I like to keep my entire spending log in one Excel spreadsheet so that I can find it quickly whenever I need to, which leads me to my first point: the more convenient it is for you to keep track of your spending, the more likely it is that you’ll actually do it and later, create a successful budget. So make sure that however you format your spending log, it’s easy for you to use.
I also like to have two distinct sections in my log: Main Spending and U.Va. Spending. The Main Spending column is for “real money” purchases – ones I make using cash, a gift card, or my debit card. U.Va. Spending makes up purchases I make using Plus Dollars (a form of U.Va. Dining currency) and Cavalier Advantage (another form of U.Va.- specific currency I usually only use for laundry and printing in the libraries). I’m sure it would work just as well to have one column for all spending; this is just what suits my spending habits best. I like to have a handful of sub columns as well: the date of a purchase, how much I spent, my spending method, and what I bought. This way, I can ensure that I don’t spend my entire monthly budget in a week, that I don’t get too swipe-happy with my debit card, and that I’m not getting Littlejohn’s every day. I also round up my purchases to the next dollar, because I find that if I get too caught up in transcribing every last cent, I’m less likely to transcribe it at all.

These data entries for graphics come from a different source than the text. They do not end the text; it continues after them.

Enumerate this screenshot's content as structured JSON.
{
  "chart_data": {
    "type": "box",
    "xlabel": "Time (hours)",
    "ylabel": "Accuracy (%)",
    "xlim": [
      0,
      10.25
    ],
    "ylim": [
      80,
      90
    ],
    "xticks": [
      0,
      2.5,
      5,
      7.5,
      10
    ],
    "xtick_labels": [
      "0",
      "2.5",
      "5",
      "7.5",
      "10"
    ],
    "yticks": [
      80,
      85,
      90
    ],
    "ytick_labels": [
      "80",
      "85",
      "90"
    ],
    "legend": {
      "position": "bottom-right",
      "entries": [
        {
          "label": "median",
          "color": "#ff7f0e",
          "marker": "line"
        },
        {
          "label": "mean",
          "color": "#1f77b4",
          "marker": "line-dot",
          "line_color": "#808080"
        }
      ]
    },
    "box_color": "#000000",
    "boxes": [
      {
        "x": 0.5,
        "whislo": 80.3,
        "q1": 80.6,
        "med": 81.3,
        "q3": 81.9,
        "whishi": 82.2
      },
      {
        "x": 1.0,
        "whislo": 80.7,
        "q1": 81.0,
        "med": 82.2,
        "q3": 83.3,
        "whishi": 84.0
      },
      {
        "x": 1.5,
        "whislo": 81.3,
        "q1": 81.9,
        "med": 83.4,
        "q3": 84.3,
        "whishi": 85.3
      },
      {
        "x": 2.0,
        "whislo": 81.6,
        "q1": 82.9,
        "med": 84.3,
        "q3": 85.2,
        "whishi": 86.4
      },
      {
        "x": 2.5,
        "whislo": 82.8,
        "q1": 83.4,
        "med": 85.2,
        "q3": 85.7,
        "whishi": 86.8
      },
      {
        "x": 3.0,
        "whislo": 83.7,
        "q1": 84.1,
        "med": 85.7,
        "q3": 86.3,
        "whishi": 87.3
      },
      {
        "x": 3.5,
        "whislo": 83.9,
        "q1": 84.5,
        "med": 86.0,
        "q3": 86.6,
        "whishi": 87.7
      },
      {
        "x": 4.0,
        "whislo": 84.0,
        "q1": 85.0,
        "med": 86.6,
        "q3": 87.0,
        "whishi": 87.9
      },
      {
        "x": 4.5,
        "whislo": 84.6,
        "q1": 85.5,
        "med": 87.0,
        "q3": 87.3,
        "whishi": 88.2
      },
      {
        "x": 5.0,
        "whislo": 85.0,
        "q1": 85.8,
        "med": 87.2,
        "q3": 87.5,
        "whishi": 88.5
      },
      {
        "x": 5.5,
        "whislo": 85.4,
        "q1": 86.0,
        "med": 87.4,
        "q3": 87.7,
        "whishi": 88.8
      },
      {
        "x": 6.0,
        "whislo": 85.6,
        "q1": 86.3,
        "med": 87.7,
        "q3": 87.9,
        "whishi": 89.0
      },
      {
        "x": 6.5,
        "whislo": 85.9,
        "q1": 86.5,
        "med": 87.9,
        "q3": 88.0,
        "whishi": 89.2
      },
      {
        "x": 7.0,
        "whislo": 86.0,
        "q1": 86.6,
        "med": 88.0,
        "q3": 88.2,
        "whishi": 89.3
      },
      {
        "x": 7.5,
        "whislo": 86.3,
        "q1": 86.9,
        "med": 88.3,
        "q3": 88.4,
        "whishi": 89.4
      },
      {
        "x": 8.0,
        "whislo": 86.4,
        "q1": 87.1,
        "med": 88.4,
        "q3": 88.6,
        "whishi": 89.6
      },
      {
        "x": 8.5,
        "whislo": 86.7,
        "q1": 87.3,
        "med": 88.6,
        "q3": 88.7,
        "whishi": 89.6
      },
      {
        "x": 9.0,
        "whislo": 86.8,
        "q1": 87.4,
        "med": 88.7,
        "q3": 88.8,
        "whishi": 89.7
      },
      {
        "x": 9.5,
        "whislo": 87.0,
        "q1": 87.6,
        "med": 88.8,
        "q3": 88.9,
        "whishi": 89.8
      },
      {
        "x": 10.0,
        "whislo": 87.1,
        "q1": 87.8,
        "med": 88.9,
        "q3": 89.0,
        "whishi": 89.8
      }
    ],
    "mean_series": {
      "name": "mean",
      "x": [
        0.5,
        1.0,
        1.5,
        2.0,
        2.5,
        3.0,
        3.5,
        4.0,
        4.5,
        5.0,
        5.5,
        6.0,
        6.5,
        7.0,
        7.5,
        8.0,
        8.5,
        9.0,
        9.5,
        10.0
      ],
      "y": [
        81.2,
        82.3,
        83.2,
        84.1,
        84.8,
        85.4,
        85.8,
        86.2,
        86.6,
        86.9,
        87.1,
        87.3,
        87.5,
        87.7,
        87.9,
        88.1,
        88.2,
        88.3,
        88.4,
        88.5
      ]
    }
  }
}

If you can get through one solid semester of tracking your spending and seeing how much you tend to spend on food, books, clothes, and entertainment, then you can begin creating a real budget. I can only suggest what’s worked for me in the past, but I recommend looking at your savings and deciding how much you (and/or your parents) feel comfortable spending over a period of four years – enough so that you can go out to eat with friends once in a while, but not so much that you accidentally reenact all six seasons of Sex and the City. Make sure you factor in your first semester spending log as well – is your savings estimate reasonable? If you study in an urban area with a lot of restaurants and shops, you might find that your savings estimate is too high, and if you study in the middle of nowhere, you might find that it’s too low.
Once you have a realistic number, divide that by the number of semesters you have left to study. If you like, divide it by the number of weeks per semester. This way, you’ll have solid number of dollars per week you feel comfortable spending that you can easily reference. Tweak your budget whenever any significant financial change comes about – you get a job at the university bookstore, quit your job at the local coffee shop, or have to pay for a history tutor – and remember to always, always be honest with yourself. Saying “I can get by on five dollars a week,” is much easier said in theory than done in practice, and lying to yourself abut your spending habits when crafting your budget won’t help you become financially savvy. Protip for gauging the realism of your budget: if you categorize it as “aspirational,” you might want to stake a second look at it.
A final word of advice: don’t be embarrassed if you’re not a financial god or goddess right when you start your college career. We all have to learn the ins and outs of personal finance sometime, and for a lot of people, that time doesn’t come until you’re finally on your own at college. If you screw up a check, forget your debit card PIN, or go over budget once in blue moon, relax. As long as you don’t bet your entire savings on U.Va.’s football team ever winning a game of significance, you’ll be perfectly fine.